Towards an Open-Source Precision Audiological Diagnostics Core for Large-Scale Data Analysis

Authors: Andrew N Sivaprakasam *1; Samantha Hauser 1 ; Natalie Seidl 1 ; Delaney Hake 2 ; Hari Bharadwaj 3; Michael G Heinz 2

Affiliations:
Purdue University
2 Watson Clinic, LLP
3 University of Pittsburgh

Background: Studies of human auditory perception and physiology can be bolstered by the collection and efficient pooling of audiological, imaging, and other data from thousands of participants across the human lifespan. Studies of such magnitude often require the help of costly or closed-source software tools owned by individual laboratories or institutions. As a result, the potential for researchers to systematically contribute data and metrics to answer questions requiring a big-data approach remains untapped. Here, we demonstrate progress towards an open-source collection of software and a data-analysis framework compatible with commonly used clinical equipment.

Methods: A software framework and data-analysis pipeline was developed by the Audiology Research Diagnostics Core (ARDC) at Purdue University as a collaborative effort between faculty, students, and clinicians with engineering and hearing-science backgrounds.
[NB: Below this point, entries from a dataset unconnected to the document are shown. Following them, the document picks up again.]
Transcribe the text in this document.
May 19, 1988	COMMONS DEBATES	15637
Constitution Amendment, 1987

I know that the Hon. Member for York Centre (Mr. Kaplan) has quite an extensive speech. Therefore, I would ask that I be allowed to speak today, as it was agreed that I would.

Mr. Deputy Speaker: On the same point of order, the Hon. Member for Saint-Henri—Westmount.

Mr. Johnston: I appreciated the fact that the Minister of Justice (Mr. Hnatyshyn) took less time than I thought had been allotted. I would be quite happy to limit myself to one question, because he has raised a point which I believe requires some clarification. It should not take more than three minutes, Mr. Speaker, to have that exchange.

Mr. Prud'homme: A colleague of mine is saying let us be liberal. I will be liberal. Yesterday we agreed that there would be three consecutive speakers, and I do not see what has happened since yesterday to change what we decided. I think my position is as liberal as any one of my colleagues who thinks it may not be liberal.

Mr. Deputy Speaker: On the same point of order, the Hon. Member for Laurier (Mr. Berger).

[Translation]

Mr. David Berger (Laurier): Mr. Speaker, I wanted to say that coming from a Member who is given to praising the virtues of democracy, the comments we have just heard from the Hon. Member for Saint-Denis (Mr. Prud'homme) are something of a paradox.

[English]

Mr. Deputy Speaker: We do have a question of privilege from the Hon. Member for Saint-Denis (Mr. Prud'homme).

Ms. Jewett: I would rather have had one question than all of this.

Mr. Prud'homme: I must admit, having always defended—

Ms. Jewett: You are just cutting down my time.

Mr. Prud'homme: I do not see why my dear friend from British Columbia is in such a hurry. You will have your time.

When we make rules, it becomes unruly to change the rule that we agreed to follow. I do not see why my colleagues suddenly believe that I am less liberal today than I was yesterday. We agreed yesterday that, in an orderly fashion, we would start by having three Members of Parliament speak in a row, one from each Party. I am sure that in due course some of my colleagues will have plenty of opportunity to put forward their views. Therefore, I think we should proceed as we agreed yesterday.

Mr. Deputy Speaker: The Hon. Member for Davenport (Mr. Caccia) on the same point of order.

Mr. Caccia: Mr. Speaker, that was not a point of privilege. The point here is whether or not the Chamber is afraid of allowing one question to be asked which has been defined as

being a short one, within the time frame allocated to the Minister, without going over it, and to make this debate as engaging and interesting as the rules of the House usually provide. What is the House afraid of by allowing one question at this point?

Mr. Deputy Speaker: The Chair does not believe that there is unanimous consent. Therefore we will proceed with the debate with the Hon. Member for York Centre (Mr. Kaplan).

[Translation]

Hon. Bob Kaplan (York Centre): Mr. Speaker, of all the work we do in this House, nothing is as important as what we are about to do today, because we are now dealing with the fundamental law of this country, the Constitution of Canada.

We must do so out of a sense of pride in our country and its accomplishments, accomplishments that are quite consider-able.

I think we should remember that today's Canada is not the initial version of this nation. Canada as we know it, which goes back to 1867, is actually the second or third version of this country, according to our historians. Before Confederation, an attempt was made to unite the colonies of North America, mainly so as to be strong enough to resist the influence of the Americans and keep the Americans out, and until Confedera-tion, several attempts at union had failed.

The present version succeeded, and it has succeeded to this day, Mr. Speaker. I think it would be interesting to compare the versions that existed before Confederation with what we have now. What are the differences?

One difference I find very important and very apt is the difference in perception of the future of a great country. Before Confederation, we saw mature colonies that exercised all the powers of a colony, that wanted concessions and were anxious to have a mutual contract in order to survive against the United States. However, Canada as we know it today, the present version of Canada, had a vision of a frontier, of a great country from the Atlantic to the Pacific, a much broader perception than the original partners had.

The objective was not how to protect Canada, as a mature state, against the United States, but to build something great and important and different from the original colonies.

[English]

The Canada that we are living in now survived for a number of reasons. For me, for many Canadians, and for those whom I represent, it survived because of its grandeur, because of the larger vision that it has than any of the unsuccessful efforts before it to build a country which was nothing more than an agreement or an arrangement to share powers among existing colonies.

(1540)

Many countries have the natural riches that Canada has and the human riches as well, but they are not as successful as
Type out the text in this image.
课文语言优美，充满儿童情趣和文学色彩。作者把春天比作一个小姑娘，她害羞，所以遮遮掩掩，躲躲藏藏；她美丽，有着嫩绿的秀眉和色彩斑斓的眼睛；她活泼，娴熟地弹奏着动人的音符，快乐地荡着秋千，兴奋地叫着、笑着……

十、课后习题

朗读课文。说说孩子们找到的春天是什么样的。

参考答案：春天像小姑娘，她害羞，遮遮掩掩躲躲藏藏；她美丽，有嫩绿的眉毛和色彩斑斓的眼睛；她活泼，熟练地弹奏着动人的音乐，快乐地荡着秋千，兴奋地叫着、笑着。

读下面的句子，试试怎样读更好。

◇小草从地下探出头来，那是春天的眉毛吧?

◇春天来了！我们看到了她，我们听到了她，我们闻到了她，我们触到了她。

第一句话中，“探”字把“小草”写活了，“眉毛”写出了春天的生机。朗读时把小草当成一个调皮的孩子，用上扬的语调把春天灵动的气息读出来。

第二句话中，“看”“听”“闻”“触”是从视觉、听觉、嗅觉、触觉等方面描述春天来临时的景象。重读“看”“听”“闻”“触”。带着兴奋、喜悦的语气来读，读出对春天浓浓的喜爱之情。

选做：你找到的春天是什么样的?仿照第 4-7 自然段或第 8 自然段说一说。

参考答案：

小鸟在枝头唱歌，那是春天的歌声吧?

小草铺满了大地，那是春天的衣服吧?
Audiometry, QuickSIN, acoustic reflexes, tympanometry, and OAEs were collected using clinical-grade equipment (Grason-Stadler AudioStar and Interacoustics Titan) with added customizations and research software. Our analysis software (https://github.com/ARDCPurdue) condenses these measures into a singular data structure facilitating big-data analyses and targeted subject recruitment.

Results: To date, two laboratories have integrated the core and data structure for the collection of baseline audiological and survey measures necessary for EEG and hearing-aid research. The ARDC dataset is growing, with regular data collection from several labs each week.

Conclusion: The ARDC is facilitating the large-scale pooling of standard hearing measures collected at Purdue across numerous human hearing-science labs. A major hope of our open-source data-analysis toolkit is to enable other institutions collecting audiological measures to review, improve, and utilize these tools to answer current and future research questions requiring a large-scale approach.”